I kind of liked doing everything on my own. It’s amazing how many projects — artistic, scientific, etc. — these days are done collaboratively. For example, an album may be primarily associated with a band, but chances are that people not in the band played significant roles in recording it, arranging the songs, shaping the sound of the album, doing the album art, and so on. I’m not in any way opposed to collaboration — in fact, I would love to collaborate with other musicians — but there’s something to be said (I guess) about a work of art growing out of a single vision had by a single individual. This is why I also made, for better or worse, the music videos up on YouTube. (Editor’s Note: They’re also up at Baobab’s website)
Shuffle: The guitar lines are really superb — what’s your background on the instrument? What guitar(s) do you play?
PT: Thanks! I’ve been playing guitar since I was about 10 years old. The primary guitar I used for the recording is a nylon string guitar. I bought it in Baltimore, Maryland, for $150. Although it’s incredibly cheap, I absolutely love its sound! There’s also ukulele, steel string guitar and mandolin throughout the album.
Shuffle: What are some of the narrative themes you write about? Whose lyrics (and/or which writers, novelists, etc.) do you admire or find inspirational?
PT: Most of the lyrics are imagistic in that they basically just describe situations — usually natural scenes — that I find relaxing and beautiful. Someone once said that lyrics were the worst thing to happen to music. While I definitely disagree with this statement, I struggle with lyrics more than anything else music-related. Often times I write the melodies for a song and think “There, that captures what I wanted to express pretty well.” But then I remember that I still have to write the damn lyrics! It is, in fact, very interesting to me that “music” these days is so much more than music per se: it’s also lyrics (or poetry, if poets don’t object to this) as well as theater (or performing live). The successful musician is not only good at creating sound patterns in time that please the ear, but he/she also must be good as extra-musical things like writing and entertaining an audience.
Shuffle: What’s up next for Baobab?

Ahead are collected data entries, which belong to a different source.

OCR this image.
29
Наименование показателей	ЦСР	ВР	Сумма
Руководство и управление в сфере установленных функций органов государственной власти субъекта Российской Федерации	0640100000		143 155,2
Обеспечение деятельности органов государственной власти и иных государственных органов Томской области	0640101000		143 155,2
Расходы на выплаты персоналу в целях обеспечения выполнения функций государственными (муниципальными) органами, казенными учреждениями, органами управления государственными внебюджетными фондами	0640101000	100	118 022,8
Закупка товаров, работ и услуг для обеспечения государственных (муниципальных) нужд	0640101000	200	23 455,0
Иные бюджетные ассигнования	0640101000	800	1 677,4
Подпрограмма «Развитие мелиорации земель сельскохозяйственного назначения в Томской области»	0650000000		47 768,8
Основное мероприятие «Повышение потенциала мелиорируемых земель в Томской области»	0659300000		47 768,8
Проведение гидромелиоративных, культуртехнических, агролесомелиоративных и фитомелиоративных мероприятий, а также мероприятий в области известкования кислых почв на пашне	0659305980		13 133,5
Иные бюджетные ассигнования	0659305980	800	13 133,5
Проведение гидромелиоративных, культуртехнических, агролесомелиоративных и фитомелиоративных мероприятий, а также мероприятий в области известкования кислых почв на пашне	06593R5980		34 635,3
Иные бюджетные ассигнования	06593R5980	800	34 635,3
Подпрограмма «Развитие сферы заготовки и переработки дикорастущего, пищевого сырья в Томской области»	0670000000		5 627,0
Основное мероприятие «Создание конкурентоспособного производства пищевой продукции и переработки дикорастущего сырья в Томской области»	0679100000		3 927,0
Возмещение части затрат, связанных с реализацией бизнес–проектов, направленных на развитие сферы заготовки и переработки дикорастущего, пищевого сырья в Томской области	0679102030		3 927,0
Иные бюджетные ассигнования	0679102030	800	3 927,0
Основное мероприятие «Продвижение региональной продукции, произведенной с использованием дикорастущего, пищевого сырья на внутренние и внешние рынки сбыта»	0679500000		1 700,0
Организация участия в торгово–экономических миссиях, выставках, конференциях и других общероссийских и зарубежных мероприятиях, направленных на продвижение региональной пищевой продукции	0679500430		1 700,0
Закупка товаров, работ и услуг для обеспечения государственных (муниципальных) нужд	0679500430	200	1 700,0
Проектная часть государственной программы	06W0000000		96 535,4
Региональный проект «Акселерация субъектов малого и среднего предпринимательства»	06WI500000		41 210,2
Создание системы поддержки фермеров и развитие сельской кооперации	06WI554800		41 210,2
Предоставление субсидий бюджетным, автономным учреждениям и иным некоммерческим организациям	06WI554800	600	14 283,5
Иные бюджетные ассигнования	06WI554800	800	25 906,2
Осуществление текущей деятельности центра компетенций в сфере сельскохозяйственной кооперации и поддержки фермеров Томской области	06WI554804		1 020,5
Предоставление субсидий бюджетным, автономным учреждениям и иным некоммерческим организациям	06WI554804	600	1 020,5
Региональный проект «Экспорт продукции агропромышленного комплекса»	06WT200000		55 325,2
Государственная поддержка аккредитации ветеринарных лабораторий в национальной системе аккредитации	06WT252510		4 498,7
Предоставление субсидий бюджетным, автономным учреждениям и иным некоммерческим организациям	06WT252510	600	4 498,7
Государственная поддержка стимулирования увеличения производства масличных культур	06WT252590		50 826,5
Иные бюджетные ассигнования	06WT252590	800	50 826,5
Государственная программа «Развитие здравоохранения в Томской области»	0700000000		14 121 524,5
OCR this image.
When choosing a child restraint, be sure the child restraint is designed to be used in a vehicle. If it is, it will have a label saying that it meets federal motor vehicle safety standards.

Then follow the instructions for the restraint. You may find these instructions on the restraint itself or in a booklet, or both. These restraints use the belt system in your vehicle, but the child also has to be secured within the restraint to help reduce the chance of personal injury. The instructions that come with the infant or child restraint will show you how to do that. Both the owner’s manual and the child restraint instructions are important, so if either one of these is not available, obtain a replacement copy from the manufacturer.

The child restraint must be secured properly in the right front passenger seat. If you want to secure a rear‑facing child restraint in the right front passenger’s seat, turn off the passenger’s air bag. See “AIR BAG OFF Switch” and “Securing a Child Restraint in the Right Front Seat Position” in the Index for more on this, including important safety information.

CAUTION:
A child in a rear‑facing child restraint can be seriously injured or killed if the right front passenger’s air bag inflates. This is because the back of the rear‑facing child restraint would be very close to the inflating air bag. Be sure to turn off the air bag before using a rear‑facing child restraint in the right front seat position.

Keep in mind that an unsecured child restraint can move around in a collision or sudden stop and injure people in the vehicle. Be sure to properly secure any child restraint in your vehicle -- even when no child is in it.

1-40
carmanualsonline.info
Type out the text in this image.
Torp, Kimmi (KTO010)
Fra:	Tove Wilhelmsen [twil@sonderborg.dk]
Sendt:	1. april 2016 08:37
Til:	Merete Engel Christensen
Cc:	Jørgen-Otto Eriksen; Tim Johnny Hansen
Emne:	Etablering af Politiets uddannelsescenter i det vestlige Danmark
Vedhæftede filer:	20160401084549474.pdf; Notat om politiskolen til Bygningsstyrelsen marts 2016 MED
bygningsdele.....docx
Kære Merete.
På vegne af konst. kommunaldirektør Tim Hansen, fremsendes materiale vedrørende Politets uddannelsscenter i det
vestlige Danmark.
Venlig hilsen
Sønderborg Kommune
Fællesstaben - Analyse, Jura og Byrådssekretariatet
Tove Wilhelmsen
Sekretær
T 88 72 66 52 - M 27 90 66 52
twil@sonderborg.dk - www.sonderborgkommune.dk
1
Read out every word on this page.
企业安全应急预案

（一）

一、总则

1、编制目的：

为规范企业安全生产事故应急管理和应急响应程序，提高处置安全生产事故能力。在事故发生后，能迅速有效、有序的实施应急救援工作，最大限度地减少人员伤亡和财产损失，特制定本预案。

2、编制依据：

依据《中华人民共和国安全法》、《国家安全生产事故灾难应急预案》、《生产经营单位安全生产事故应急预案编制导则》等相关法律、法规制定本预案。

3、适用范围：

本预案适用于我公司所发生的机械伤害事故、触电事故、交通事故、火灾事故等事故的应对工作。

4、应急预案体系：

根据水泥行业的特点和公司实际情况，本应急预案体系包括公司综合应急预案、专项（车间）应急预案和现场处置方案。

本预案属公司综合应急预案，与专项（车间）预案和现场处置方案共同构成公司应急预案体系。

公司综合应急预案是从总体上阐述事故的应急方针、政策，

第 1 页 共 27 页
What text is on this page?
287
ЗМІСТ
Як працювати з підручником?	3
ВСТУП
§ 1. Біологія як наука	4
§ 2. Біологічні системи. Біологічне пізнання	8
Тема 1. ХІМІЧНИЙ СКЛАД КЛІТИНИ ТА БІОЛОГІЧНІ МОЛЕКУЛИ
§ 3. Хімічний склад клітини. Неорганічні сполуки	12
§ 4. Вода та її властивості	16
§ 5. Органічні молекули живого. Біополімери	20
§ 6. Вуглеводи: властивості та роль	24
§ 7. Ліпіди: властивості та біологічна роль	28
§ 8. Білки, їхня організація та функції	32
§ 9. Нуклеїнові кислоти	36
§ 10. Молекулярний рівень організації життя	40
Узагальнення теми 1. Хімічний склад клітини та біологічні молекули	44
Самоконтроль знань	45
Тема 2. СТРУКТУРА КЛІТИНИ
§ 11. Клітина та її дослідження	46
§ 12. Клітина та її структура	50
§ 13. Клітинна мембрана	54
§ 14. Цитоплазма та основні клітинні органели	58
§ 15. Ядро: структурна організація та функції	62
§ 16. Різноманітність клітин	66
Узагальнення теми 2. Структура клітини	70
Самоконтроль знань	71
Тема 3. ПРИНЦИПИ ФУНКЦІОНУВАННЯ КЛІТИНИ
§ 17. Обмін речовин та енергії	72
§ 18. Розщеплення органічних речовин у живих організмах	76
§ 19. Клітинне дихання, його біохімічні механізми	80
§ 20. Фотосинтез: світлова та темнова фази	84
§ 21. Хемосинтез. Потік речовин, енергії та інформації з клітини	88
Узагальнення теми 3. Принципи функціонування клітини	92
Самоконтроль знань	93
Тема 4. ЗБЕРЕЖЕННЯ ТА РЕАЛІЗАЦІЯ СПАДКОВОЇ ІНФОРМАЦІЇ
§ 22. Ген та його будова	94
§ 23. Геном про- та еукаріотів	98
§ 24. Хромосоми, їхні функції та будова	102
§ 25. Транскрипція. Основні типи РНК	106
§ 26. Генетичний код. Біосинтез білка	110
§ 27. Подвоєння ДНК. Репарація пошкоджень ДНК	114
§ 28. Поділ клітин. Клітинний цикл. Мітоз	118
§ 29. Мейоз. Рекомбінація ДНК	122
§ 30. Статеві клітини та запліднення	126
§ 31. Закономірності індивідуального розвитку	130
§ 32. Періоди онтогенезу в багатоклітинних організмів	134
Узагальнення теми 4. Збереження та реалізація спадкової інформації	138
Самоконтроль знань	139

Will you be a touring entity or mostly a studio one? Are you shopping for labels?
PT: We would like to embark on a release tour this Spring. My partner is a superb pianist, and she’ll be playing shows with me. A difficulty that we’ve encountered has to with recreating these densely recorded songs in the live setting with only two people! This seems to be a pretty new problem for musicians: recording technology has made it possible for individuals to create a full-band sound on their own. While this is great for recorded albums, it makes live performance a conundrum. An acoustic version (just guitar and vocals) of any of my songs would be boring, because most are just two or three chords over and over again. What keeps them interesting is all the additional layers — sounds and harmonies — on top. So I think we’ll end up playing with a backing track —basically, the whole song minus lead vocals, lead guitar and some keyboard parts. We’ve already played a show with this set-up, and I think it worked pretty well.
As for labels, we are shopping at the moment. So far we’ve been very DIY — and we like the DIY ethic and aesthetic. For example, Whitney made our Baobab album sleeves by weaving together colored paper, recycled cardboard and other found materials; each one is unique. But we are open to exploring other possibilities.